4.4. Editing Audio Files

This section explains how to perform editing operations such as cutting and copying, inserting silence, fading, and normalization. Most of those commands are found in the Edit Menu. Some also have toolbar buttons, and all of them can be accessed through customizable keyboard shortcuts.

4.4.1. Undo / Redo

The Undo and Redo commands revert or restore the last action that has been performed. The commands can be found in the Edit Menu and on the Toolbar. The toolbar buttons for Undo and Redo can show a history of all commands.

4.4.2. Cut / Copy

The clipboard commands Cut, Copy and Paste work mostly like you would expect from any other program. You can select a parts of your recording, or the entire file, and copy or cut it. Doing so will put the copied section on the clipboard, so that it can be pasted elsewhere.

4.4.3. Paste

Once you have copied or cut a piece of a recording, you can insert it with the paste command. If you simply place the cursor somewhere and paste, the audio data will be inserted at this position. If you make a selection and paste, the pasted audio data will replace the current selection.

Pasting across files only works when the receiving file is an empty new file, or if the files have the same sampling rate and channel format. VoceVista Video does not perform any automatic file format conversions during paste.

4.4.4. Delete

This command deletes the current selection.
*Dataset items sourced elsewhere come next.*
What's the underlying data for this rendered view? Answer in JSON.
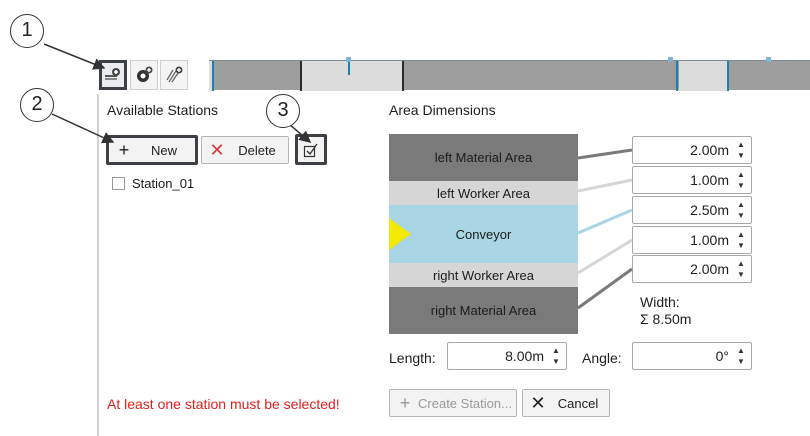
{
  "callouts": [
    "1",
    "2",
    "3"
  ],
  "toolbar": {
    "icons": [
      "station-layout-icon",
      "station-add-icon",
      "area-hatch-icon"
    ]
  },
  "stations_panel": {
    "title": "Available Stations",
    "new_label": "New",
    "delete_label": "Delete",
    "edit_icon": "edit-checkbox-icon",
    "items": [
      {
        "label": "Station_01",
        "checked": false
      }
    ],
    "error": "At least one station must be selected!"
  },
  "dimensions": {
    "title": "Area Dimensions",
    "areas": [
      {
        "label": "left Material Area",
        "value": "2.00m"
      },
      {
        "label": "left Worker Area",
        "value": "1.00m"
      },
      {
        "label": "Conveyor",
        "value": "2.50m"
      },
      {
        "label": "right Worker Area",
        "value": "1.00m"
      },
      {
        "label": "right Material Area",
        "value": "2.00m"
      }
    ],
    "width_label": "Width:",
    "width_total": "Σ 8.50m",
    "length_label": "Length:",
    "length_value": "8.00m",
    "angle_label": "Angle:",
    "angle_value": "0°",
    "colors": {
      "material": "#7a7a7a",
      "worker": "#d6d6d6",
      "conveyor": "#a8d6e4",
      "arrow": "#f2ea00"
    }
  },
  "actions": {
    "create_label": "Create Station...",
    "cancel_label": "Cancel"
  }
}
If nothing is selected, the entire file is deleted. This can be useful if you want to quickly clear the screen when using VoceVista Video for practice.

If you deleted something by accident, always remember that you can use the Undo command to revert your action.

4.4.5. Crop to selection

This command does the opposite of Delete. Instead of deleting the selected part of a recording, it deletes those parts that are not selected, which can be used to trim unneeded parts before and after a recording.

4.4.6. Normalize

This command applies to the current selection or, if nothing is selected, to the entire file. Normalizing a recording will raise its amplitude such that the loudest part of the selection will use the largest possible value of the current file format. This can be used to raise the volume of very quiet recordings. It can also be useful to normalize recordings before sharing them with others to ensure a consistent volume across multiple files.

However, normalization cannot substitute a good recording that was made with a properly adjusted microphone. Normalizing is similar to increasing the brightness of a photograph that is too dark: no new information is added, the available information just becomes slightly easier to see or hear.

Also, since normalization uses the loudest part of a selection as a reference, loud noises in the recording will prevent successful normalization. Hence if loud noises are present, it may be necessary to delete them before normalization.

Normalize Dialog

Figure 4.46. Normalize Dialog

Current maximum

The largest intensity of the current selection.

Normalize maximum amplitude to

This is the new value that the current maximum will be raised to. If the current maximum is already equal to or larger than this value, nothing will happen.

4.4.7. Replace with silence

This command replaces the current selection with silence. This is different from the Delete command in that the recording retains its length when Replace with silence is invoked, while with Delete, the recording is shortened.

4.4.8. Insert silence

This command will insert silence at the current cursor position. It will open a dialog where you can specify the duration of the silence that you wish to insert. If you later wish to quickly insert the same amount of silence again, you can press the shortcut for the Reinsert silence command.

4.4.9. Fade in / Fade out

These commands will change the volume of the current selection so that it gradually fades into zero. If you have copied and pasted part of a recording to a new file, the fade commands can be applied to the edges of this segment to avoid any loud pops or clicks at the beginning and end.